L'opération Oiseau bleu, tout commence par une mirifique « gamberge » du cabinet Soustelle. Cette Kabylie que Krim Belkacem a organisée depuis longtemps commence à bouger. Amirouche
livre dans la vallée de la Soummam des combats meurtriers. La haute
Kabylie va suivre. Il faut l'en empêcher. On a bien essayé de soutenir
les chefs M.N.A., mais Bellounis a «ramassé une raclée» des hommes de Krim.
Il tente dans le Sud une «reconversion». Alors pourquoi ne pas monter
en Grande Kabylie un contre-maquis en utilisant des hommes sûrs, des
super-harkis clandestins, qui lutteraient contre Krim en employant les
mêmes armes? Aux membres de cette armée secrète on donnerait d'abord des
mousquetons, puis des armes plus efficaces. Ces commandos clandestins
se déplaceraient dans des zones soigneusement évitées par l'armée
française et eux, des enfants du pays, sauraient bien débusquer ces
maquisards que les unités classiques ne parviennent jamais à accrocher.

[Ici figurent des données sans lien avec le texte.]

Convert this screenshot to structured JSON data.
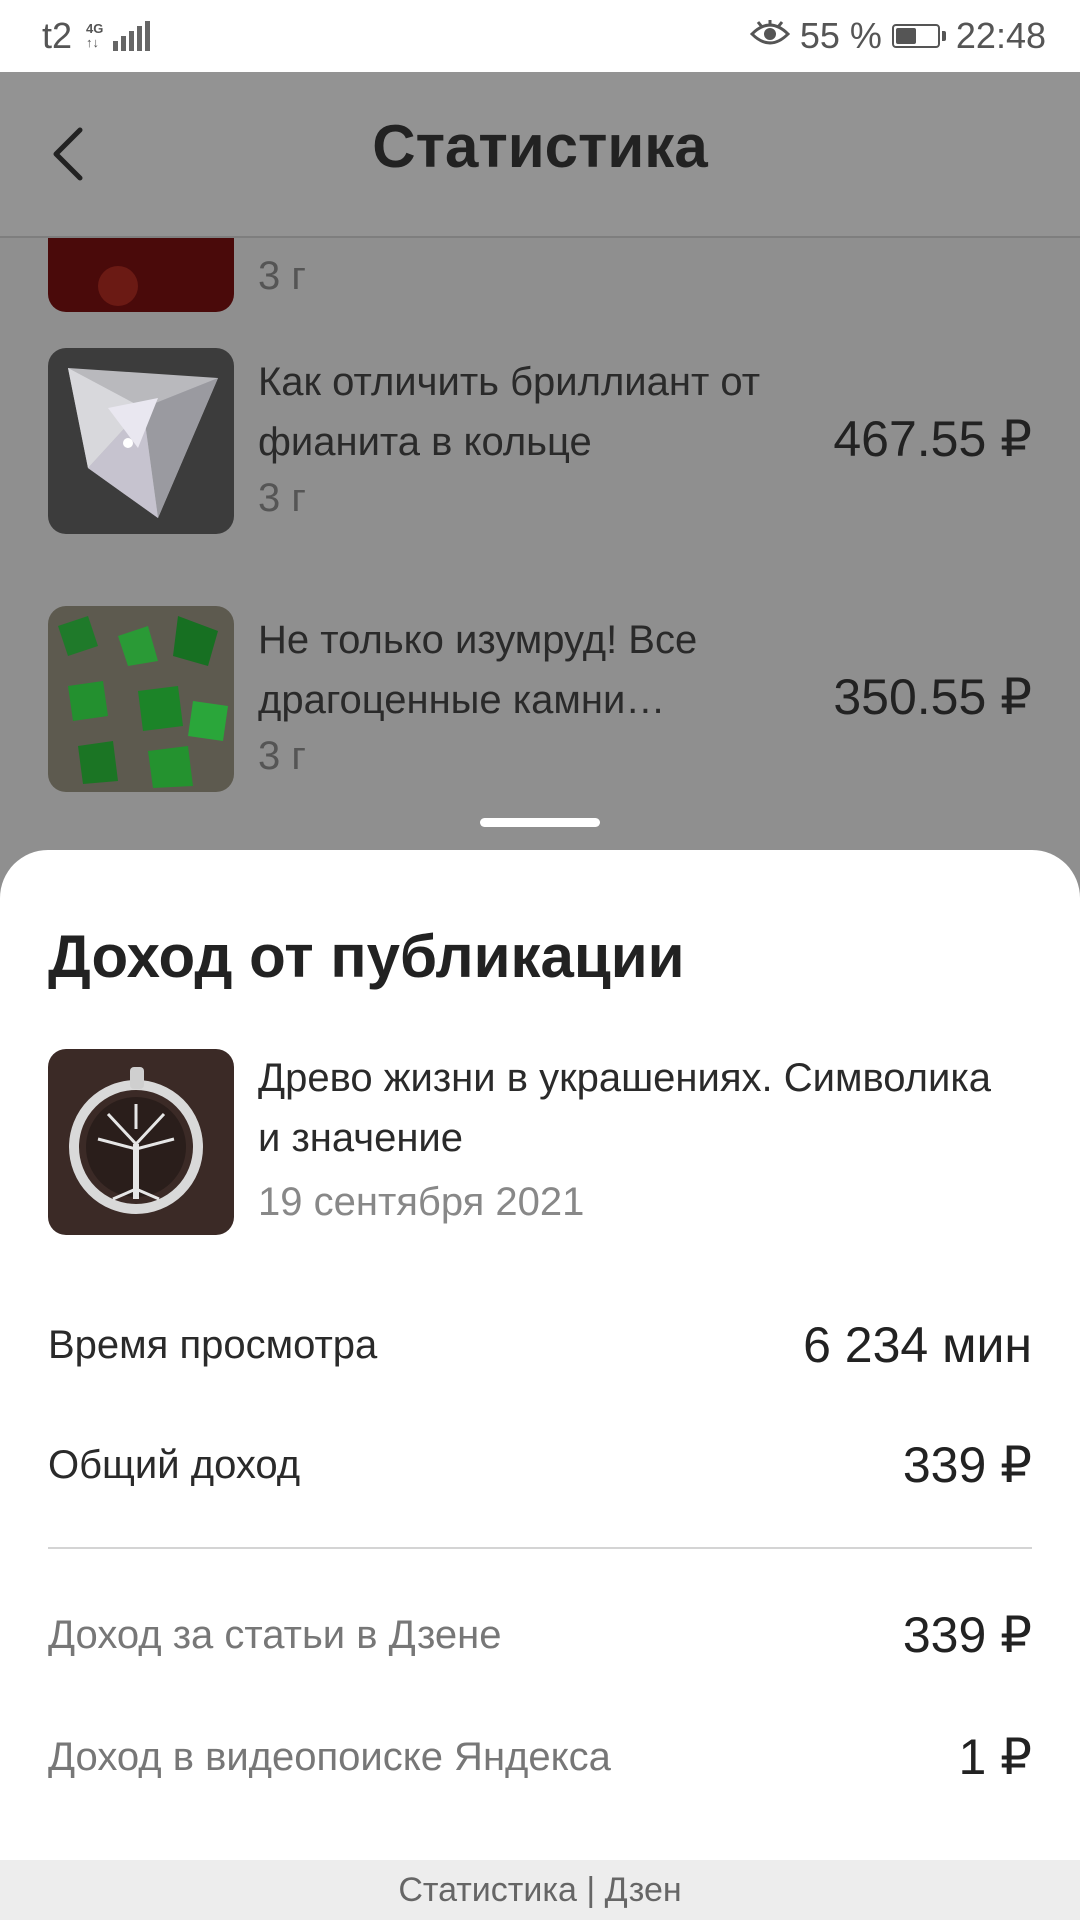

Le Gouvernement général fait appel au service action du S.D.C.E. pour mettre le projet sur pied.
Sur
place, en Kabylie, on envoie Hachiche Tahar, un intelligent Kabyle, ami
d'un commissaire principal parisien de la D.S.T. qui connaît fort bien
Soustelle. Hachiche est chargé de monter l'opération sur le terrain:
mettre sur pied un mouvement clandestin qui touchera tous les villages.
L'homme
se rend à Azazga dont il est originaire. Il va prendre tous ses repas
chez Zaïded, un petit restaurateur, ancien responsable M.T.L.D. jusqu'en
1950, date à laquelle il a quitté le parti. Zaïded a huit enfants et
s'occupe exclusivement de son commerce. Il est aux petits soins pour ce
client régulier qui semble devenir une bonne pratique. Hachiche mange
bien, boit bien. Le bon client. On bavarde. Et, bien sûr, on parle de la
révolution.
« Ici, c'est Krim qui tient le maquis? interroge Hachiche.
- C'est ce qu'on dit, répond prudemment Zaïded.
- C'est un assassin de femmes et d'enfants, ce Krim !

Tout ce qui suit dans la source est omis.